BMW mit 8 PS mehr: Verzögert sich die Fertigstellung?

Von Ivo Schützbach
Superbike-WM

Die Superbike-WM-Piloten Tom Sykes und Markus Reiterberger warten sehnsüchtig auf einen Motor mit mehr Leistung. «Damit wollen wir auf das Niveau von Yamaha kommen», sagt BMW-Teamchef Shaun Muir.

In kurvigen Abschnitten präsentiert sich die neue BMW als herausragend, Ex-Weltmeister Tom Sykes lobt das Chassis und die Elektronik der S1000RR in höchsten Tönen. «Ich fuhr bei allen bisherigen Rennen Sektorenbestzeiten, wenn es auf das Chassis und den Fahrer und nicht alleine auf Motorleistung ankam», hielt der Engländer fest. «Sobald wir einen Motor mit mehr Leistung haben, fahren wir vorne mit.»

Seit dem Assen-Event Mitte April ist es BMW erlaubt eine Motorausbaustufe zu bringen, ab wann diese eingesetzt wird, will gut überlegt sein: Pro Fahrer und Saison sind nur sieben Motoren zulässig!

SPEEDWEEK.com sprach mit BMW-Teamchef Shaun Muir über die aktuellen Entwicklungen.

Shaun, erst war das Motor-Upgrade für den kommenden Event in Jerez geplant, jetzt sieht es so aus, als würde es erst für Jerez im Juni kommen.

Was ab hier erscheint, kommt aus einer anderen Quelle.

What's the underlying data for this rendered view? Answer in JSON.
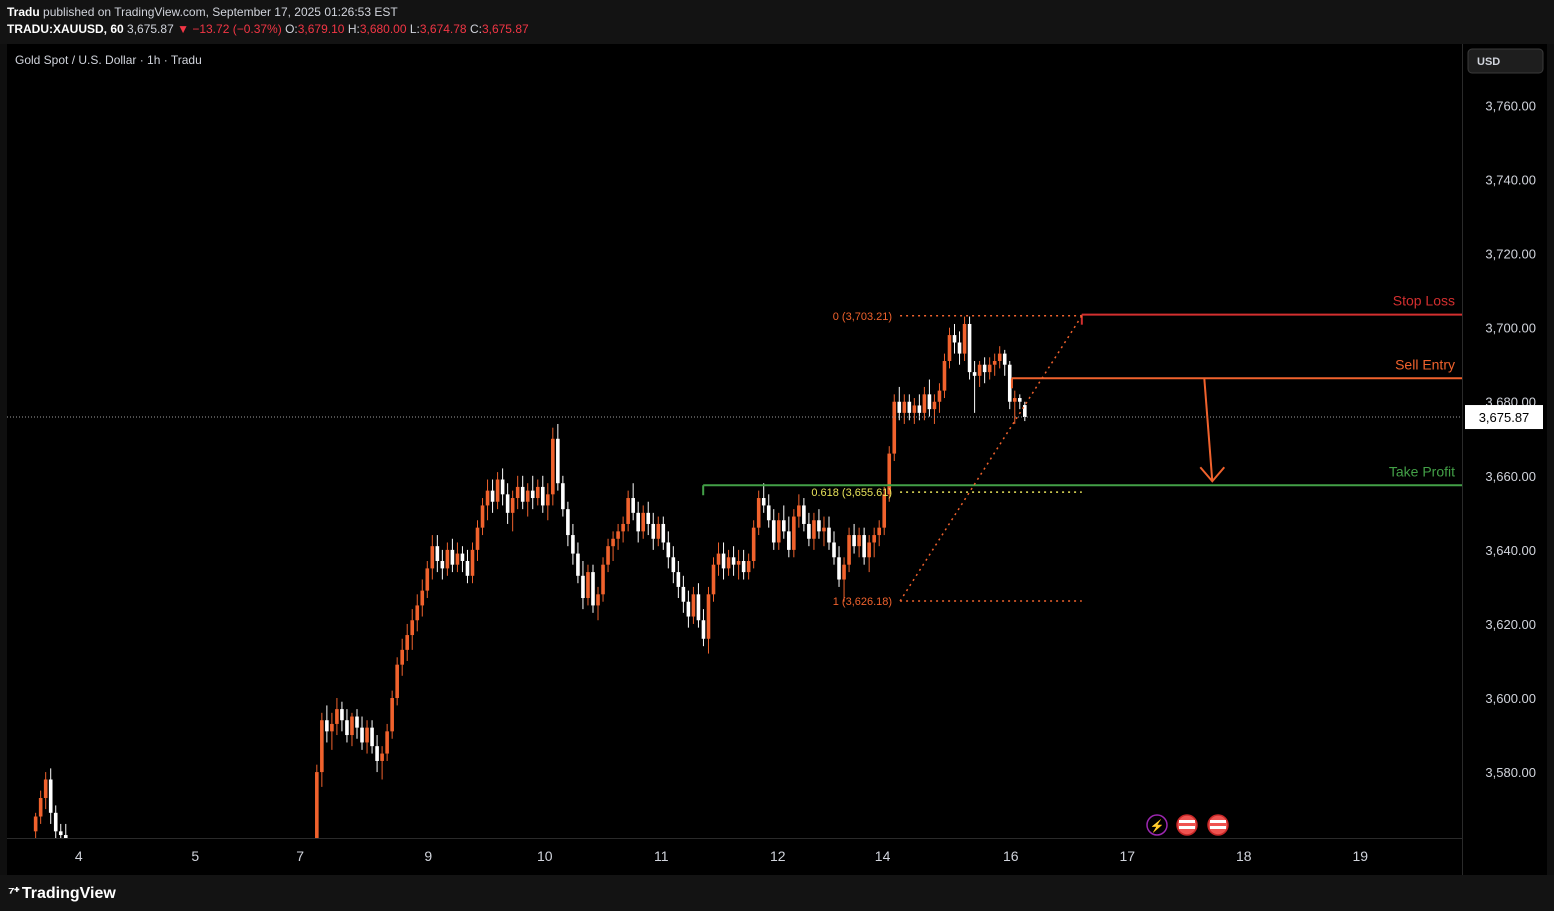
{
  "header": {
    "line1": "Tradu published on TradingView.com, September 17, 2025 01:26:53 EST",
    "publisher": "Tradu",
    "symbol": "TRADU:XAUUSD, 60",
    "last": "3,675.87",
    "change": "−13.72 (−0.37%)",
    "open_label": "O:",
    "open": "3,679.10",
    "high_label": "H:",
    "high": "3,680.00",
    "low_label": "L:",
    "low": "3,674.78",
    "close_label": "C:",
    "close": "3,675.87"
  },
  "chart_title": "Gold Spot / U.S. Dollar · 1h · Tradu",
  "currency_button": "USD",
  "footer": {
    "brand": "TradingView"
  },
  "colors": {
    "background": "#000000",
    "up_candle": "#f0622d",
    "down_candle": "#ffffff",
    "stop_loss": "#d32f2f",
    "sell_entry": "#f0622d",
    "take_profit": "#43a047",
    "fib": "#f0622d",
    "fib_618": "#e8e35a"
  },
  "chart_data": {
    "type": "candlestick",
    "title": "Gold Spot / U.S. Dollar · 1h · Tradu",
    "y_axis": {
      "ticks": [
        3580,
        3600,
        3620,
        3640,
        3660,
        3680,
        3700,
        3720,
        3740,
        3760
      ],
      "tick_labels": [
        "3,580.00",
        "3,600.00",
        "3,620.00",
        "3,640.00",
        "3,660.00",
        "3,680.00",
        "3,700.00",
        "3,720.00",
        "3,740.00",
        "3,760.00"
      ],
      "range": [
        3562.2,
        3776.6
      ]
    },
    "x_axis": {
      "tick_labels": [
        "4",
        "5",
        "7",
        "9",
        "10",
        "11",
        "12",
        "14",
        "16",
        "17",
        "18",
        "19"
      ],
      "tick_positions": [
        3.5,
        4.5,
        5.4,
        6.5,
        7.5,
        8.5,
        9.5,
        10.4,
        11.5,
        12.5,
        13.5,
        14.5
      ]
    },
    "current_price": {
      "value": 3675.87,
      "label": "3,675.87"
    },
    "levels": [
      {
        "name": "Stop Loss",
        "value": 3703.51,
        "label": "3,703.51",
        "from_x": 12.11
      },
      {
        "name": "Sell Entry",
        "value": 3686.33,
        "label": "3,686.33",
        "from_x": 11.51
      },
      {
        "name": "Take Profit",
        "value": 3657.45,
        "label": "3,657.45",
        "from_x": 8.86
      }
    ],
    "fibonacci": {
      "x_start": 10.55,
      "x_end": 12.11,
      "levels": [
        {
          "ratio": "0",
          "value": 3703.21,
          "label": "0 (3,703.21)"
        },
        {
          "ratio": "0.618",
          "value": 3655.61,
          "label": "0.618 (3,655.61)"
        },
        {
          "ratio": "1",
          "value": 3626.18,
          "label": "1 (3,626.18)"
        }
      ]
    },
    "projection_arrow": {
      "x": 13.23,
      "from": 3686.33,
      "to": 3657.45
    },
    "candles_x_start": 3.13,
    "candles_x_step": 0.0431,
    "candles": [
      [
        3564,
        3569,
        3561,
        3568
      ],
      [
        3568,
        3575,
        3566,
        3573
      ],
      [
        3573,
        3580,
        3570,
        3578
      ],
      [
        3578,
        3581,
        3566,
        3569
      ],
      [
        3569,
        3571,
        3561,
        3564
      ],
      [
        3564,
        3566,
        3559,
        3563
      ],
      [
        3563,
        3566,
        3556,
        3558
      ],
      [
        3558,
        3560,
        3550,
        3552
      ],
      [
        3552,
        3555,
        3548,
        3553
      ],
      [
        3553,
        3556,
        3550,
        3551
      ],
      [
        3551,
        3554,
        3548,
        3553
      ],
      [
        3553,
        3556,
        3550,
        3552
      ],
      [
        3552,
        3555,
        3549,
        3554
      ],
      [
        3554,
        3557,
        3551,
        3553
      ],
      [
        3553,
        3556,
        3550,
        3555
      ],
      [
        3555,
        3557,
        3552,
        3554
      ],
      [
        3554,
        3556,
        3551,
        3553
      ],
      [
        3553,
        3556,
        3550,
        3555
      ],
      [
        3555,
        3557,
        3552,
        3554
      ],
      [
        3554,
        3557,
        3551,
        3556
      ],
      [
        3556,
        3558,
        3553,
        3555
      ],
      [
        3555,
        3557,
        3552,
        3554
      ],
      [
        3554,
        3556,
        3551,
        3553
      ],
      [
        3553,
        3556,
        3550,
        3555
      ],
      [
        3555,
        3557,
        3552,
        3554
      ],
      [
        3554,
        3557,
        3551,
        3556
      ],
      [
        3556,
        3558,
        3553,
        3555
      ],
      [
        3555,
        3558,
        3552,
        3557
      ],
      [
        3557,
        3559,
        3554,
        3556
      ],
      [
        3556,
        3558,
        3553,
        3555
      ],
      [
        3555,
        3557,
        3552,
        3554
      ],
      [
        3554,
        3556,
        3551,
        3553
      ],
      [
        3553,
        3556,
        3550,
        3555
      ],
      [
        3555,
        3557,
        3552,
        3554
      ],
      [
        3554,
        3557,
        3551,
        3556
      ],
      [
        3556,
        3558,
        3553,
        3555
      ],
      [
        3555,
        3557,
        3552,
        3554
      ],
      [
        3554,
        3556,
        3551,
        3553
      ],
      [
        3553,
        3555,
        3550,
        3554
      ],
      [
        3554,
        3556,
        3551,
        3553
      ],
      [
        3553,
        3556,
        3550,
        3555
      ],
      [
        3555,
        3557,
        3552,
        3554
      ],
      [
        3554,
        3556,
        3551,
        3553
      ],
      [
        3553,
        3556,
        3550,
        3555
      ],
      [
        3555,
        3557,
        3552,
        3554
      ],
      [
        3554,
        3557,
        3551,
        3556
      ],
      [
        3556,
        3558,
        3553,
        3555
      ],
      [
        3555,
        3557,
        3552,
        3554
      ],
      [
        3554,
        3556,
        3551,
        3553
      ],
      [
        3553,
        3556,
        3550,
        3555
      ],
      [
        3555,
        3557,
        3552,
        3554
      ],
      [
        3554,
        3556,
        3551,
        3553
      ],
      [
        3553,
        3556,
        3550,
        3555
      ],
      [
        3555,
        3557,
        3552,
        3554
      ],
      [
        3554,
        3556,
        3551,
        3553
      ],
      [
        3553,
        3562,
        3550,
        3561
      ],
      [
        3561,
        3582,
        3560,
        3580
      ],
      [
        3580,
        3596,
        3576,
        3594
      ],
      [
        3594,
        3598,
        3588,
        3591
      ],
      [
        3591,
        3596,
        3586,
        3593
      ],
      [
        3593,
        3600,
        3590,
        3597
      ],
      [
        3597,
        3599,
        3591,
        3594
      ],
      [
        3594,
        3597,
        3588,
        3590
      ],
      [
        3590,
        3596,
        3587,
        3595
      ],
      [
        3595,
        3597,
        3589,
        3592
      ],
      [
        3592,
        3595,
        3586,
        3588
      ],
      [
        3588,
        3594,
        3585,
        3592
      ],
      [
        3592,
        3594,
        3585,
        3587
      ],
      [
        3587,
        3590,
        3580,
        3583
      ],
      [
        3583,
        3587,
        3578,
        3585
      ],
      [
        3585,
        3593,
        3583,
        3591
      ],
      [
        3591,
        3602,
        3589,
        3600
      ],
      [
        3600,
        3611,
        3598,
        3609
      ],
      [
        3609,
        3616,
        3606,
        3613
      ],
      [
        3613,
        3620,
        3610,
        3617
      ],
      [
        3617,
        3624,
        3613,
        3621
      ],
      [
        3621,
        3628,
        3618,
        3625
      ],
      [
        3625,
        3632,
        3622,
        3629
      ],
      [
        3629,
        3637,
        3627,
        3635
      ],
      [
        3635,
        3644,
        3632,
        3641
      ],
      [
        3641,
        3644,
        3634,
        3637
      ],
      [
        3637,
        3640,
        3632,
        3635
      ],
      [
        3635,
        3642,
        3633,
        3640
      ],
      [
        3640,
        3643,
        3634,
        3636
      ],
      [
        3636,
        3642,
        3634,
        3639
      ],
      [
        3639,
        3641,
        3634,
        3637
      ],
      [
        3637,
        3640,
        3631,
        3633
      ],
      [
        3633,
        3642,
        3631,
        3640
      ],
      [
        3640,
        3648,
        3637,
        3646
      ],
      [
        3646,
        3654,
        3644,
        3652
      ],
      [
        3652,
        3659,
        3648,
        3656
      ],
      [
        3656,
        3659,
        3650,
        3653
      ],
      [
        3653,
        3661,
        3651,
        3659
      ],
      [
        3659,
        3662,
        3652,
        3655
      ],
      [
        3655,
        3658,
        3647,
        3650
      ],
      [
        3650,
        3656,
        3645,
        3654
      ],
      [
        3654,
        3660,
        3651,
        3657
      ],
      [
        3657,
        3660,
        3651,
        3653
      ],
      [
        3653,
        3658,
        3649,
        3656
      ],
      [
        3656,
        3660,
        3651,
        3654
      ],
      [
        3654,
        3659,
        3652,
        3657
      ],
      [
        3657,
        3660,
        3650,
        3652
      ],
      [
        3652,
        3658,
        3648,
        3655
      ],
      [
        3655,
        3673,
        3652,
        3670
      ],
      [
        3670,
        3674,
        3656,
        3658
      ],
      [
        3658,
        3660,
        3649,
        3651
      ],
      [
        3651,
        3653,
        3641,
        3644
      ],
      [
        3644,
        3647,
        3636,
        3639
      ],
      [
        3639,
        3642,
        3631,
        3633
      ],
      [
        3633,
        3637,
        3624,
        3627
      ],
      [
        3627,
        3636,
        3625,
        3634
      ],
      [
        3634,
        3636,
        3623,
        3625
      ],
      [
        3625,
        3630,
        3621,
        3628
      ],
      [
        3628,
        3638,
        3626,
        3636
      ],
      [
        3636,
        3643,
        3634,
        3641
      ],
      [
        3641,
        3645,
        3637,
        3643
      ],
      [
        3643,
        3647,
        3640,
        3645
      ],
      [
        3645,
        3649,
        3642,
        3647
      ],
      [
        3647,
        3656,
        3645,
        3654
      ],
      [
        3654,
        3658,
        3648,
        3650
      ],
      [
        3650,
        3653,
        3642,
        3645
      ],
      [
        3645,
        3652,
        3643,
        3650
      ],
      [
        3650,
        3653,
        3644,
        3647
      ],
      [
        3647,
        3650,
        3640,
        3643
      ],
      [
        3643,
        3649,
        3641,
        3647
      ],
      [
        3647,
        3649,
        3640,
        3642
      ],
      [
        3642,
        3645,
        3635,
        3638
      ],
      [
        3638,
        3641,
        3631,
        3634
      ],
      [
        3634,
        3637,
        3627,
        3630
      ],
      [
        3630,
        3633,
        3623,
        3626
      ],
      [
        3626,
        3629,
        3619,
        3622
      ],
      [
        3622,
        3630,
        3620,
        3628
      ],
      [
        3628,
        3631,
        3619,
        3621
      ],
      [
        3621,
        3624,
        3614,
        3616
      ],
      [
        3616,
        3630,
        3612,
        3628
      ],
      [
        3628,
        3638,
        3626,
        3636
      ],
      [
        3636,
        3642,
        3633,
        3639
      ],
      [
        3639,
        3642,
        3632,
        3635
      ],
      [
        3635,
        3640,
        3633,
        3638
      ],
      [
        3638,
        3641,
        3633,
        3636
      ],
      [
        3636,
        3640,
        3632,
        3637
      ],
      [
        3637,
        3640,
        3632,
        3634
      ],
      [
        3634,
        3639,
        3632,
        3637
      ],
      [
        3637,
        3648,
        3635,
        3646
      ],
      [
        3646,
        3656,
        3644,
        3654
      ],
      [
        3654,
        3658,
        3650,
        3652
      ],
      [
        3652,
        3655,
        3646,
        3648
      ],
      [
        3648,
        3651,
        3640,
        3642
      ],
      [
        3642,
        3650,
        3640,
        3648
      ],
      [
        3648,
        3652,
        3643,
        3645
      ],
      [
        3645,
        3649,
        3638,
        3640
      ],
      [
        3640,
        3651,
        3638,
        3649
      ],
      [
        3649,
        3655,
        3646,
        3652
      ],
      [
        3652,
        3654,
        3645,
        3647
      ],
      [
        3647,
        3650,
        3641,
        3643
      ],
      [
        3643,
        3650,
        3640,
        3648
      ],
      [
        3648,
        3651,
        3643,
        3645
      ],
      [
        3645,
        3649,
        3641,
        3646
      ],
      [
        3646,
        3649,
        3640,
        3642
      ],
      [
        3642,
        3645,
        3636,
        3638
      ],
      [
        3638,
        3641,
        3630,
        3632
      ],
      [
        3632,
        3638,
        3626,
        3636
      ],
      [
        3636,
        3646,
        3634,
        3644
      ],
      [
        3644,
        3647,
        3639,
        3641
      ],
      [
        3641,
        3646,
        3638,
        3644
      ],
      [
        3644,
        3646,
        3636,
        3638
      ],
      [
        3638,
        3644,
        3634,
        3642
      ],
      [
        3642,
        3646,
        3638,
        3644
      ],
      [
        3644,
        3648,
        3641,
        3646
      ],
      [
        3646,
        3657,
        3644,
        3655
      ],
      [
        3655,
        3668,
        3653,
        3666
      ],
      [
        3666,
        3682,
        3664,
        3680
      ],
      [
        3680,
        3684,
        3675,
        3677
      ],
      [
        3677,
        3682,
        3674,
        3680
      ],
      [
        3680,
        3682,
        3675,
        3677
      ],
      [
        3677,
        3681,
        3674,
        3679
      ],
      [
        3679,
        3682,
        3675,
        3677
      ],
      [
        3677,
        3684,
        3675,
        3682
      ],
      [
        3682,
        3686,
        3676,
        3678
      ],
      [
        3678,
        3682,
        3674,
        3680
      ],
      [
        3680,
        3685,
        3677,
        3683
      ],
      [
        3683,
        3693,
        3681,
        3691
      ],
      [
        3691,
        3700,
        3689,
        3698
      ],
      [
        3698,
        3701,
        3693,
        3696
      ],
      [
        3696,
        3699,
        3690,
        3693
      ],
      [
        3693,
        3703,
        3691,
        3701
      ],
      [
        3701,
        3703,
        3686,
        3688
      ],
      [
        3688,
        3691,
        3677,
        3687
      ],
      [
        3687,
        3691,
        3684,
        3690
      ],
      [
        3690,
        3692,
        3685,
        3688
      ],
      [
        3688,
        3692,
        3686,
        3690
      ],
      [
        3690,
        3693,
        3687,
        3691
      ],
      [
        3691,
        3695,
        3689,
        3693
      ],
      [
        3693,
        3694,
        3687,
        3690
      ],
      [
        3690,
        3691,
        3678,
        3680
      ],
      [
        3680,
        3683,
        3674,
        3681
      ],
      [
        3681,
        3682,
        3678,
        3680
      ],
      [
        3679.1,
        3680,
        3674.78,
        3675.87
      ]
    ]
  }
}
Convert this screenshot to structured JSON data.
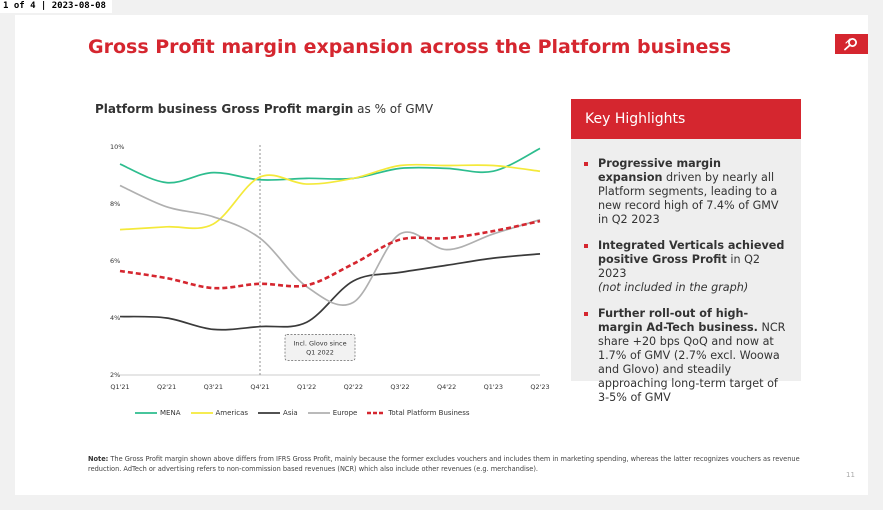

Erwartest du, dass euch mit den zusätzlichen PS der Schritt zur Spitze gelingt?

In Australien, Thailand und teilweise Aragon fuhren wir mit den gleichen Motoren, dann hatten diese ihre Laufzeit erreicht.

In Aragon kamen erstmals neue Motoren zum Einsatz, die eine kleine Verbesserung darstellten. Was wir in Assen hatten, sind keine getunten Motoren. Wir sprechen von kleinen Anpassungen, die kaum zusätzliche PS bringen.

Seit Aragon haben wir aber Neuerungen an der Verkleidung, wir setzen jetzt die gesplitteten Drosselklappen ein und das Chassis arbeitet besser. Ich gehe davon aus, dass wir für Jerez Motoren mit zusätzlicher Leistung bekommen. Möglicherweise warten wir sogar bis Misano.

In Assen haben wir mit unserem jetzigen Paket exzellente Leistungen gezeigt. Was wir im Qualifying zeigen, können wir in den Rennen momentan aber nicht wiederholen – weil es an Motorleistung fehlt.

Ich ging immer davon aus, dass wir für Misano den ersten richtigen getunten BMW-Motor erhalten, wir reden von acht zusätzlichen PS. Damit sollte es uns gelingen, auf langen Geraden innerhalb 5 km/h zu den Kawasaki und Yamaha zu liegen.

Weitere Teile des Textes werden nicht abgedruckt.